As published on coindesk.com, Tuesday 24 January, 2023.
Lawmakers in the European Parliament have proposed taxes on crypto assets to fund the European Union's annual budget of 170 billion euros ($185 billion).
Options included in a draft report for the Parliament’s budget committee, published on Jan. 16, include taxes on investors’ capital gains, transactions or mining.
The report “suggests the introduction of a European tax on crypto assets, whose revenues would flow into the European budget,” the report by French lawmaker Valérie Hayer and Portuguese Social Democrat José Manuel Fernandes stated. “Regulating and taxing crypto assets at the EU level is more efficient than at national level given their high mobility and cross-border dimension.”

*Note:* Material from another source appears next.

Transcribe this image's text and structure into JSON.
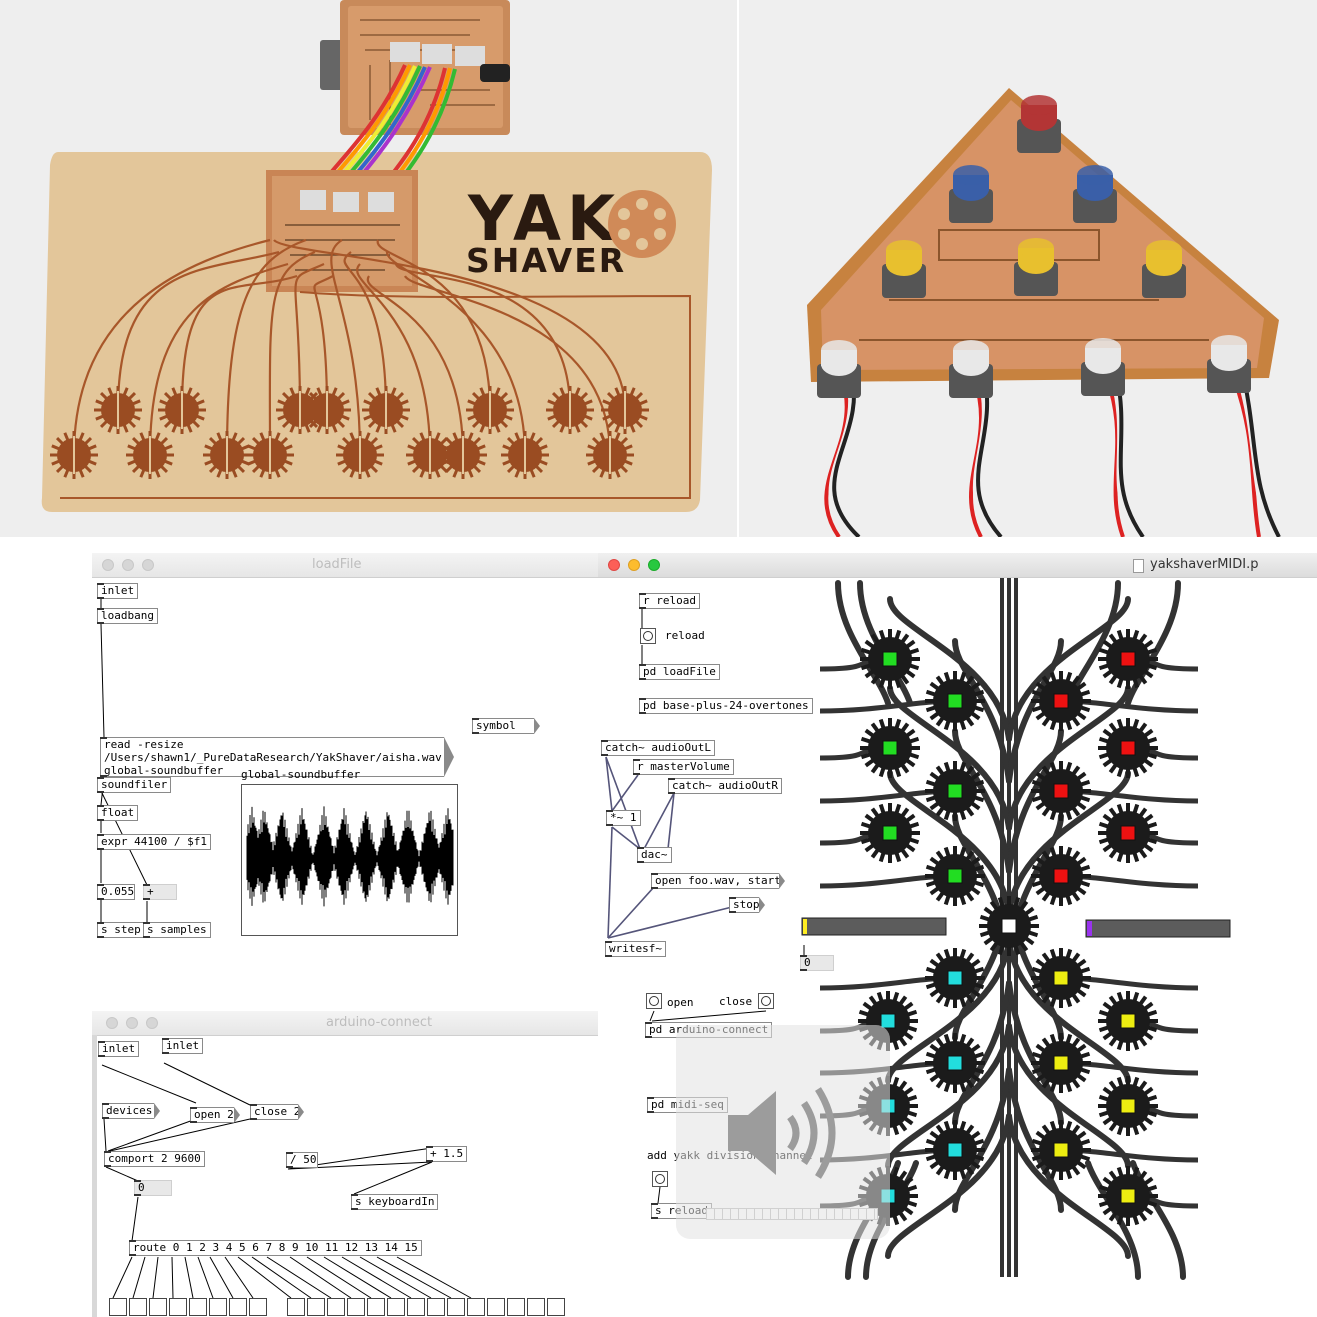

In December, the European Commission, the EU's executive body, proposed new rules to exchange details of a crypto investor’s holdings between tax authorities – but decisions on what and how much to tax remain a matter for national governments.
Other lawmakers on the committee have until Feb. 2 to propose changes to the report. In reality, the Parliament’s 705 lawmakers have limited control over tax laws, which are usually agreed by the bloc’s 27 national finance ministers acting unanimously.
European Central Bank’ board member Fabio Panetta has previously said taxation could be used to address crypto's environmental costs, especially arising from the proof-of-work technology used in the mining of bitcoin (BTC).
The lawmakers are also looking at taxes on corporate profits, carbon-intensive imports and financial transactions as they seek to fund the bloc’s budget, which is now largely financed by national contributions and spent on farm subsidies and regional investments.